Świątynia Jutrzenki

Obrazek

Ponura i zabłocona miejscowość położona wśród bagien, a przy najważniejszym temerskim szlaku handlowym. Utrzymująca się z ceł i danin, dająca zatrudnienie armii poborców i mierników. Pozostałe przychody pochodzą z podmiejskich salin i rybnych stawów.


Dziki Gon
Awatar użytkownika
Posty: 2401
Rejestracja: 18 mar 2018, 4:22

Świątynia Jutrzenki

Post autor: Dziki Gon » 29 sty 2021, 21:11

Obrazek Nieco w głąb miasta, prowadząca od zachodniej miejskiej bramy Ulica Stawowa rozszerza się za sprawą niewielkiego, otoczonego niewysokim murkiem i okolicznymi domkami placyku z samotną lipą w centrum.
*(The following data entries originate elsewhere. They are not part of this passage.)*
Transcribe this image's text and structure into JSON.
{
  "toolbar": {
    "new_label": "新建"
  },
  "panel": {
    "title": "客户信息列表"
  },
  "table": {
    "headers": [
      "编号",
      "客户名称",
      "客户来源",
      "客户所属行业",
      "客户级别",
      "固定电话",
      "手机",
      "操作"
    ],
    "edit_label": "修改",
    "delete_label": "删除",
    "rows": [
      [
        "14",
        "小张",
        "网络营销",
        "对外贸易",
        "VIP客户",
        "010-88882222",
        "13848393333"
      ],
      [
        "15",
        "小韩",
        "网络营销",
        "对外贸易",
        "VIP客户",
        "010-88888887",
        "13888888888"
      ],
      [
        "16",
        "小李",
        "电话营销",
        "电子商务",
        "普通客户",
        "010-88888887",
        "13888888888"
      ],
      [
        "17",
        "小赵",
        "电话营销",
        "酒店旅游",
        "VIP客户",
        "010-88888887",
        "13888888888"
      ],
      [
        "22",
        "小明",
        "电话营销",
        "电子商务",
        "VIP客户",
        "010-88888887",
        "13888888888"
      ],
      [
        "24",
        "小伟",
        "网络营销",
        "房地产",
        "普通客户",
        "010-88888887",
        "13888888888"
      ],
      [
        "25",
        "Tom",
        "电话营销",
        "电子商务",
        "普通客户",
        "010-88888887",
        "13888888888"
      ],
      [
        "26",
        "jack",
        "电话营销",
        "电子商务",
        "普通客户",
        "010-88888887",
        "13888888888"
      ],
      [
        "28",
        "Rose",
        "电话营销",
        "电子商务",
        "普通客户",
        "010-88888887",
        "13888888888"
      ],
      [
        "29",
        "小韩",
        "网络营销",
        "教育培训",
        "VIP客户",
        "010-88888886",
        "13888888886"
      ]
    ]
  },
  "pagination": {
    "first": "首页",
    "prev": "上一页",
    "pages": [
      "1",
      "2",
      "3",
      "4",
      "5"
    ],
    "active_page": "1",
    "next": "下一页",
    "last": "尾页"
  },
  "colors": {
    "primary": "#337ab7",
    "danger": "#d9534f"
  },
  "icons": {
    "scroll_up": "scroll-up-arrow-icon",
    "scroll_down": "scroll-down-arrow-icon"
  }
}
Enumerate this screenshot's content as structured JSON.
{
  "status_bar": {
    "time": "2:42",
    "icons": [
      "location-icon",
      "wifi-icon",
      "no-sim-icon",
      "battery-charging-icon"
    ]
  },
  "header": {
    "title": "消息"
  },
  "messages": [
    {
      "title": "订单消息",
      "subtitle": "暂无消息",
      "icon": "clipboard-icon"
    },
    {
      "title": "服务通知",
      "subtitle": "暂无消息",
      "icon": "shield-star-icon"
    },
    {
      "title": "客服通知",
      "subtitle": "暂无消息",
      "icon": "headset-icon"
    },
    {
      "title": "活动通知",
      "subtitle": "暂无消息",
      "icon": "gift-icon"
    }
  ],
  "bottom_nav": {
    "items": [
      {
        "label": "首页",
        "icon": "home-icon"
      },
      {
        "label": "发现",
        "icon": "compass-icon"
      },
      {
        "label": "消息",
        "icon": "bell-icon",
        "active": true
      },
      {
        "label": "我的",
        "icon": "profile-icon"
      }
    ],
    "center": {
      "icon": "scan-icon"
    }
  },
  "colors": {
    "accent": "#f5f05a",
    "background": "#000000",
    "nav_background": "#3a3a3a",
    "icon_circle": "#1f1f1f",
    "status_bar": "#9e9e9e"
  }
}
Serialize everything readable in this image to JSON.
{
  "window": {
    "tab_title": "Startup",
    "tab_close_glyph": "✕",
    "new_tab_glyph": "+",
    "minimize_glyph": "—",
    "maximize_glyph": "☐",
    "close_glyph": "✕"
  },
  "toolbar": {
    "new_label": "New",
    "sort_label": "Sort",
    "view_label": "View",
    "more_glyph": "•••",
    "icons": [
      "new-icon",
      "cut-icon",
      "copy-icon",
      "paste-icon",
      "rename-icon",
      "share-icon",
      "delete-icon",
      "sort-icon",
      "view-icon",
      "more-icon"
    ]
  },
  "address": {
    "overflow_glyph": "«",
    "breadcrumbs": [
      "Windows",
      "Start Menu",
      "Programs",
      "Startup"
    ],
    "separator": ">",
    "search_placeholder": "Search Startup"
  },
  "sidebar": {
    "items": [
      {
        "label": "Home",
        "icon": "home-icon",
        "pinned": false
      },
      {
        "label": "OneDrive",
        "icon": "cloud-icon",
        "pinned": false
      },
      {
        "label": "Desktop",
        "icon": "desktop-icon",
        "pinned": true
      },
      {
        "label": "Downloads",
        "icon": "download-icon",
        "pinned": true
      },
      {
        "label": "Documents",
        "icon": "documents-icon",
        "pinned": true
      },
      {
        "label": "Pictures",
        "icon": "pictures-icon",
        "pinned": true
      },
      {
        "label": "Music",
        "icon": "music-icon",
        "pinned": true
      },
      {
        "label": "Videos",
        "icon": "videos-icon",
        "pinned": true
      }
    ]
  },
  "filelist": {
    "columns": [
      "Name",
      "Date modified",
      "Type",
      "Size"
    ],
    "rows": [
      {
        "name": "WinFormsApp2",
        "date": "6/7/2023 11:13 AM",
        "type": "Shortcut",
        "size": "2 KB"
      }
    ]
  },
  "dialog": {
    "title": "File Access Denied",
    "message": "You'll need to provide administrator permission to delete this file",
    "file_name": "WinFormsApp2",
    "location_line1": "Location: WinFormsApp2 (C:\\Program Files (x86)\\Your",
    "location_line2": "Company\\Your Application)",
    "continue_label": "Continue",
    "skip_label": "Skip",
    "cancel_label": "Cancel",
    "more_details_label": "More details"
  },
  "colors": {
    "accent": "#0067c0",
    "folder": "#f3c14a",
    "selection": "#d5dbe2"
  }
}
Naprzeciw placyku, po lewej stronie biegnącej dalej ulicy stoi zaś świątynia, chyba jedyna w całym Dorian i jak na jedyną — całkiem okazała. Murowana z piaskowcowych i granitowych ciosów, daje świadectwo wieku zarówno stanem elewacji, jak i surową prostotą formy. Od zewnątrz podłużna bryła budynku odróżnia się wznoszącą nad frontem niewielką spiczastą wieżycą wyrastającą z zaostrzonego dachu, po bokach zaś dzięki dźwigających ją rzędach szkarp, pomiędzy którymi zlokalizowano wysokie okna z barwionego szkła, obecnie wyblakłe. Jedyną ozdobą frontowej elewacji świątyni jest niewielka, głębiej osadzona w murze rozeta o prostej formie. Portalem są zwykłe, dwuskrzydłowe żelazne wrota. Przytulne, trójnawowe wnętrze, rozdzielone jest tworzącymi łuki filarami, wiodącymi prosto do prezbiterium z prostym, kutym ołtarzem na tle witraża przedstawiającego święte figury i znaki kultu. Poza nimi w bożnicę przystrajają sporadycznie rozmieszczone płaskorzeźby świętych i obrazy dokonywanych cudów. Całość, zarówno pod względem odprawianego tu rytu oraz urządzenia jest eklektycznym i osobliwym połączeniem lub formą przejściową stylów dwóch pokrewnych, choć różnych wyznań — obrządku krevickiego wzbogaconego elementami kultu Wiecznego Ognia. Pod kaplicą znajduje się także podziemna krypta, podobnie jak sama świątynia — zabytkowa i datowana na kilka wieków. Miejscem opiekuje się lokalny kapłan, wiekowy świątobliwy mąż, pełniący swe obowiązki z konsekwencją i niezrażony opustoszałymi ławami. Tutejsi, zwłaszcza tacy niewyglądający na pobożnych, o wiele chętniej gromadzą się na placu przed świątynią, by w jej cieniu zaznawać nie bliskości sacrum, lecz nader przyziemnych pociech.